Benjamin Blencowe
Benjamin Joseph Blencowe is a British and Canadian molecular biologist, currently appointed as Professor and Banbury Chair in Medical Research at the University of Toronto. He also serves as Director of the University of Toronto’s Donnelly Sequencing Centre. He teaches in the Department of Molecular Genetics and his lab is part of the Donnelly Centre for Cellular and Biomolecular Research.
Education
Blencowe studied microbiology and molecular biology at Imperial College London, where he received an BSc in 1988. He undertook graduate research at the European Molecular Biology Laboratory, as an external student of the University of London, earning his PhD in 1991.Career and research
After receiving his PhD, Blencowe joined the Center of Cancer Research at the Massachusetts Institute of Technology as a Human Frontier Science Program Long Term Fellow in 1992. He was appointed Assistant Professor at University of Toronto in 1998 and promoted to full Professor in 2006.Blencowe’s research focuses on fundamental questions relating to RNA biology.

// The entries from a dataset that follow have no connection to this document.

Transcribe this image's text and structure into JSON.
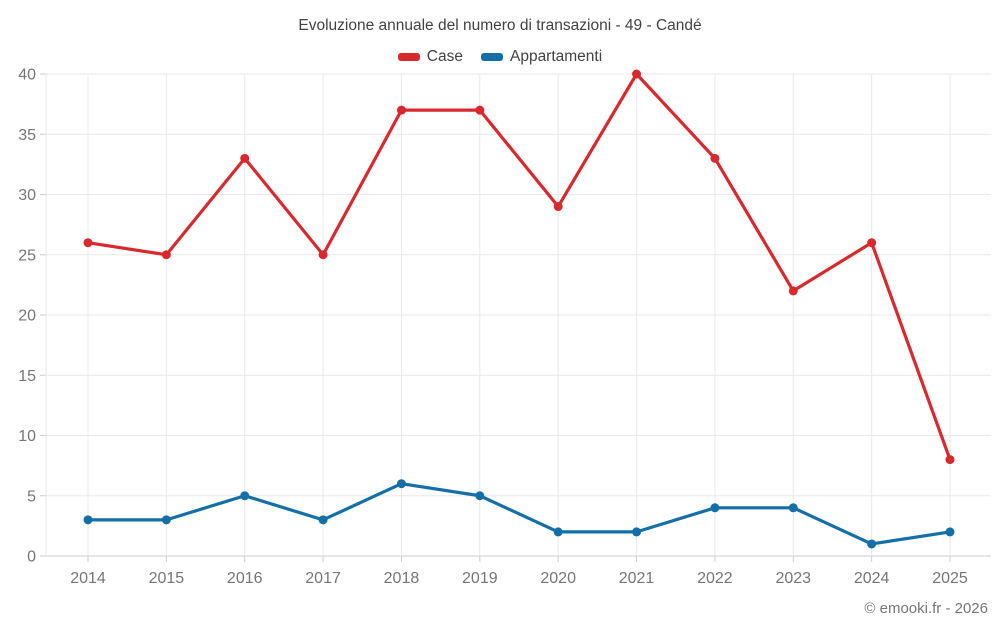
{
  "chart_data": {
    "type": "line",
    "title": "Evoluzione annuale del numero di transazioni - 49 - Candé",
    "categories": [
      "2014",
      "2015",
      "2016",
      "2017",
      "2018",
      "2019",
      "2020",
      "2021",
      "2022",
      "2023",
      "2024",
      "2025"
    ],
    "series": [
      {
        "name": "Case",
        "color": "#d8292e",
        "values": [
          26,
          25,
          33,
          25,
          37,
          37,
          29,
          40,
          33,
          22,
          26,
          8
        ]
      },
      {
        "name": "Appartamenti",
        "color": "#146fa6",
        "values": [
          3,
          3,
          5,
          3,
          6,
          5,
          2,
          2,
          4,
          4,
          1,
          2
        ]
      }
    ],
    "xlabel": "",
    "ylabel": "",
    "ylim": [
      0,
      40
    ],
    "ytick_step": 5,
    "grid": true,
    "legend_position": "top",
    "footer": "© emooki.fr - 2026",
    "colors": {
      "grid": "#e9e9e9",
      "axis": "#cccccc",
      "tick_label": "#757575",
      "title_text": "#424242",
      "legend_text": "#424242",
      "footer_text": "#757575",
      "background": "#ffffff"
    }
  }
}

His research group has made pioneering contributions to the development and application of high-throughput methods for studying RNA processing and RNA-RNA interactions. This research has contributed global-scale insights into the complexity, evolution, regulation and function of alternative splicing, including the discovery of splicing networks that control stem cell pluripotency and neurogenesis. His most recent research led to the discovery of a program of alternative splicing that is commonly disrupted in neurological disorders, work that has opened the door to a new therapeutic strategy for autism.